Terkait proses perundingan pelepasan saham (divestasi) Freeport Indonesia sebesar 41,64 persen, untuk menggenapi menjadi 51 persen. Menurut Jonan saat ini perundingan tersebut masih berjalan.

"Sampai saat ini, negosiasi sudah dilakukan, dan mulai dibahas legal drafting soal akuisisi saham," jelasnya.

Untuk diketahui, kerja sama FreeportMcMoran dengan Rio Tinto ‎dimulai 1995 untuk mengelola tambang Grasberg di Papua. Rio Tinto memiliki hak 40 persen atas hasil produksi yang telah mencapai level tertentu. Namun setelah 2021, Rio Tinto mendapat bagian 40 persen atas produksi tambang Grasberg milik Freeport Indonesia.

Saksikan Video Pilihan di Bawah Ini:

2 dari 2 halaman

Jonan: Antam Tak Bakal Mampu Kelola Tambang Bawah Tanah Freeport

Kontrak Karya (KK) PT Freeport Indonesia yang mengelola tambang emas dan tembaga di Papua akan berakhir pada 2021. Pemerintah didesak untuk menunggu masa kontrak selesai dan bisa menguasai tambang milik perusahaan asal Amerika Serikat tersebut ketimbang membeli 51 persen sahamnya.

Namun, menurut Menteri Energi dan Sumber Daya Mineral (ESDM), Ignasius Jonan, apabila ingin mengambil alih pengelolaan tambang bawah tanah, seperti Grasberg dan Big Gossan dengan menyetop perpanjangan kontrak, pemerintah harus menunjuk kontraktor asing.

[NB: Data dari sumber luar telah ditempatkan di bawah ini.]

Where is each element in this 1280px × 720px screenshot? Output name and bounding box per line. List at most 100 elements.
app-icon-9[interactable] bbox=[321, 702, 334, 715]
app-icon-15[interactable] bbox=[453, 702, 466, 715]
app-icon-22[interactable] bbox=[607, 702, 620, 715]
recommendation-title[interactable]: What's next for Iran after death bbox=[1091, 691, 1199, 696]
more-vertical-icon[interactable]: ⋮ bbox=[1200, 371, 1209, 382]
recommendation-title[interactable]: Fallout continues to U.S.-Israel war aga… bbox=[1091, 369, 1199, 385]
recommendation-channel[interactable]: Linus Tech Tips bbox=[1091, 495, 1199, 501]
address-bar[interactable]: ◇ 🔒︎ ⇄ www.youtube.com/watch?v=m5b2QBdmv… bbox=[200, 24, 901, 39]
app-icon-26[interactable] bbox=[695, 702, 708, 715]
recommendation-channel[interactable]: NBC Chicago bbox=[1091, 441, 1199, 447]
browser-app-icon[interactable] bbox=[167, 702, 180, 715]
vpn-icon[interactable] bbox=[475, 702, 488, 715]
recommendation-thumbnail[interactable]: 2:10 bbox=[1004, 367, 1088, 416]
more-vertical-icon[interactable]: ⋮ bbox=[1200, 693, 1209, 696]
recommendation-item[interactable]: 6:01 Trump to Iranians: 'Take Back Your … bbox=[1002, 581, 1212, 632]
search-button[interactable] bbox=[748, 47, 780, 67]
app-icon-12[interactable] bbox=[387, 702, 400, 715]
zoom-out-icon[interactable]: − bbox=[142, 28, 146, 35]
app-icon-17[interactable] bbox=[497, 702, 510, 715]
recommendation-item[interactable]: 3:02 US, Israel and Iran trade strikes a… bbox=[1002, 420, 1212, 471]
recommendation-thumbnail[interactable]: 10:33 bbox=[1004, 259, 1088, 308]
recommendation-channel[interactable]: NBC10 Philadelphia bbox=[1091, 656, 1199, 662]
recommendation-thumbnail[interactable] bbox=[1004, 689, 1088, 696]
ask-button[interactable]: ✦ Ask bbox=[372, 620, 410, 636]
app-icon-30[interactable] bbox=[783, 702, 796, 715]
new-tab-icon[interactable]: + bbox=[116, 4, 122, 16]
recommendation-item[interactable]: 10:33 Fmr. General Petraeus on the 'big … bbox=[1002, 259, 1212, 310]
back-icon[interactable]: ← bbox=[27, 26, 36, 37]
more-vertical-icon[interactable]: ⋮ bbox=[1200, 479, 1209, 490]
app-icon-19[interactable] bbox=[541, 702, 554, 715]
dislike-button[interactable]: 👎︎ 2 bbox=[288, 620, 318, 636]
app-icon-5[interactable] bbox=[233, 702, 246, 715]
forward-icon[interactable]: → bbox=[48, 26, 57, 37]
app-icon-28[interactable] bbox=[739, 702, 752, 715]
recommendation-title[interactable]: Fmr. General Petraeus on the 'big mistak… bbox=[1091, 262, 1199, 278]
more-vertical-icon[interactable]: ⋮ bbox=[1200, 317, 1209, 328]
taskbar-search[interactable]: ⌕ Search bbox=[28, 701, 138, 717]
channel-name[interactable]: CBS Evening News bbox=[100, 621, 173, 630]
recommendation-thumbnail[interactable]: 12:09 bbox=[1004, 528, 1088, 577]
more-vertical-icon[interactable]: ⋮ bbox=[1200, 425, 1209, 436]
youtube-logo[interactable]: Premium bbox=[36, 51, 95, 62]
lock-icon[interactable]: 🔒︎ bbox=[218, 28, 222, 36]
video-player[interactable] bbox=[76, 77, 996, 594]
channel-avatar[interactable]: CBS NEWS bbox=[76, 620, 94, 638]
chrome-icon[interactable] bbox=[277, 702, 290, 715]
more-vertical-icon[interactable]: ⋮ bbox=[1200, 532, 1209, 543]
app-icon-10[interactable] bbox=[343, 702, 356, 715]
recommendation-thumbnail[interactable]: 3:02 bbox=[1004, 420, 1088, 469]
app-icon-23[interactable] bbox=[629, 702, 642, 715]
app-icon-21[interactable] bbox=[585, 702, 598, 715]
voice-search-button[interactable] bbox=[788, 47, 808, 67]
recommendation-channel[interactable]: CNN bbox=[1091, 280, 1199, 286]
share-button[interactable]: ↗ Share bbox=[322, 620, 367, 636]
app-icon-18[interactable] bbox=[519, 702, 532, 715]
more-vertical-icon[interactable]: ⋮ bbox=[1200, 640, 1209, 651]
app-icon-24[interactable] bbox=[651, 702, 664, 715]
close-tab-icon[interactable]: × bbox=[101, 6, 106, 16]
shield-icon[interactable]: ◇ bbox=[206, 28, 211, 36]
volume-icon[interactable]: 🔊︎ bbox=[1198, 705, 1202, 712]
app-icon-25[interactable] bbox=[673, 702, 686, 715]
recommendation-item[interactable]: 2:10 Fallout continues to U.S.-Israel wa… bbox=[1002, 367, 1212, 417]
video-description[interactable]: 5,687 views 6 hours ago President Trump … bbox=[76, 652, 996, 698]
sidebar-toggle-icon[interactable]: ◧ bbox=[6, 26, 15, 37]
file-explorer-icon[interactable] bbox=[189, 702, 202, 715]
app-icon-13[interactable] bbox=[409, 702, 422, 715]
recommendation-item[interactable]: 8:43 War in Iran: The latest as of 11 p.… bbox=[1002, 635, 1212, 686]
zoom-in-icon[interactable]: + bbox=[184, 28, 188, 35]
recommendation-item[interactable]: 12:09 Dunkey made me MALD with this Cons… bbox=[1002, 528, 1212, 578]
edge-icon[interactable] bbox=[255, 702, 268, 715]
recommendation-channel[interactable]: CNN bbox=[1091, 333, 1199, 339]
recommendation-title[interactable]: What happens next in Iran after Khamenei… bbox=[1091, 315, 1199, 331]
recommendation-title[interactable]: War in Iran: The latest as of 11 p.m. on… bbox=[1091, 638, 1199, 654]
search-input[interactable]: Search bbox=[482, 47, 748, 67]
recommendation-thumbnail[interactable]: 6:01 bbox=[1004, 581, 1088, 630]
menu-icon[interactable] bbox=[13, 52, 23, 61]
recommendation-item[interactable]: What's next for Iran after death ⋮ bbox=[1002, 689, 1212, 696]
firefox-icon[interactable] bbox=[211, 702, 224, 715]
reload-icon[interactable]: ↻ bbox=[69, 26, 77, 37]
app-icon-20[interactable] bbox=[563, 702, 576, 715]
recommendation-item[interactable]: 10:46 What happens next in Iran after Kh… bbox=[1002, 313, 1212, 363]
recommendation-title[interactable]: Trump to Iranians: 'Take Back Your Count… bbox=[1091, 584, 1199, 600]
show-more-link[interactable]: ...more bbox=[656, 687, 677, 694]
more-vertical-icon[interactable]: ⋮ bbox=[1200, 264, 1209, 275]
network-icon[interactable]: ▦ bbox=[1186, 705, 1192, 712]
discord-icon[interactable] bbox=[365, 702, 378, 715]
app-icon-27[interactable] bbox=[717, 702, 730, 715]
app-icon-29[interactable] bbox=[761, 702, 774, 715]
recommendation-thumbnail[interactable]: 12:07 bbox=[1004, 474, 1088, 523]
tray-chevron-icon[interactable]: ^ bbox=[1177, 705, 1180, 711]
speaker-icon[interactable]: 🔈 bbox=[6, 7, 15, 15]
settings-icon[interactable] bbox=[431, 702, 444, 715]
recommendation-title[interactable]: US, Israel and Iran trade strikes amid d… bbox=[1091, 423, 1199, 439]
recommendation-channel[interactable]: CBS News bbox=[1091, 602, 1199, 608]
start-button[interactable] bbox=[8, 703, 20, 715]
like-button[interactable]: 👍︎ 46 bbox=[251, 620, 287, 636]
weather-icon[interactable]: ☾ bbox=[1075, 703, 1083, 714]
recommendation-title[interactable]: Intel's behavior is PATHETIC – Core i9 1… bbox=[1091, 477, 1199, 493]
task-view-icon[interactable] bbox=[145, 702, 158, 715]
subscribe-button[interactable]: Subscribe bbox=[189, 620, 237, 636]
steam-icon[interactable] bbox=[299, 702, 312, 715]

"Kalau tidak diperpanjang (kontrak), ada yang berpandangan bisa diserahkan ke kontraktor asing lain untuk mengelola. Tapi ada yang berpandangan diserahkan ke PT Aneka Tambang (Antam) Tbk," ujar Jonan saat Rapat Kerja dengan Komisi VII DPR di Jakarta, Kamis (25/1/2018) malam.

Dia pesimistis dengan kemampuan Antam mengelola tambang bawah tanah penghasil emas dan tembaga terbesar di dunia itu. Alasannya, Jonan mengaku BUMN maupun perusahaan nasional tidak memiliki pengalaman mengelola tambang yang dinilai sangat kompleks tersebut.

"Kalau diserahkan ke Antam, saya yakin tidak bisa karena expertise-nya tidak pernah ada. Karena ini adalah tambang tembaga bawah tanah yang panjang terowongannya 700 km dan kita tidak pernah mengelola tambang sekompleks ini. Di dunia pun, ini one of the most complex engineering design yang pernah dibikin untuk tambang bawah tanah," tegas Jonan.

Dia mengatakan, saat ini upaya pemerintah adalah menguasai 51 persen saham Freeport Indonesia dengan harga paling wajar. Salah satu caranya dengan membeli hak partisipasi perusahaan asal Australia, Rio Tinto di tambang Freeport Indonesia sebesar 40 persen.

"Sebesar 40 persen hak partisipasi ini bisa dikonversi menjadi saham pada 2021 seiring dengan perpanjangan hak partisipasi antara Rio Tinto dan Freeport McMoran pada periode yang sama," kata Jonan.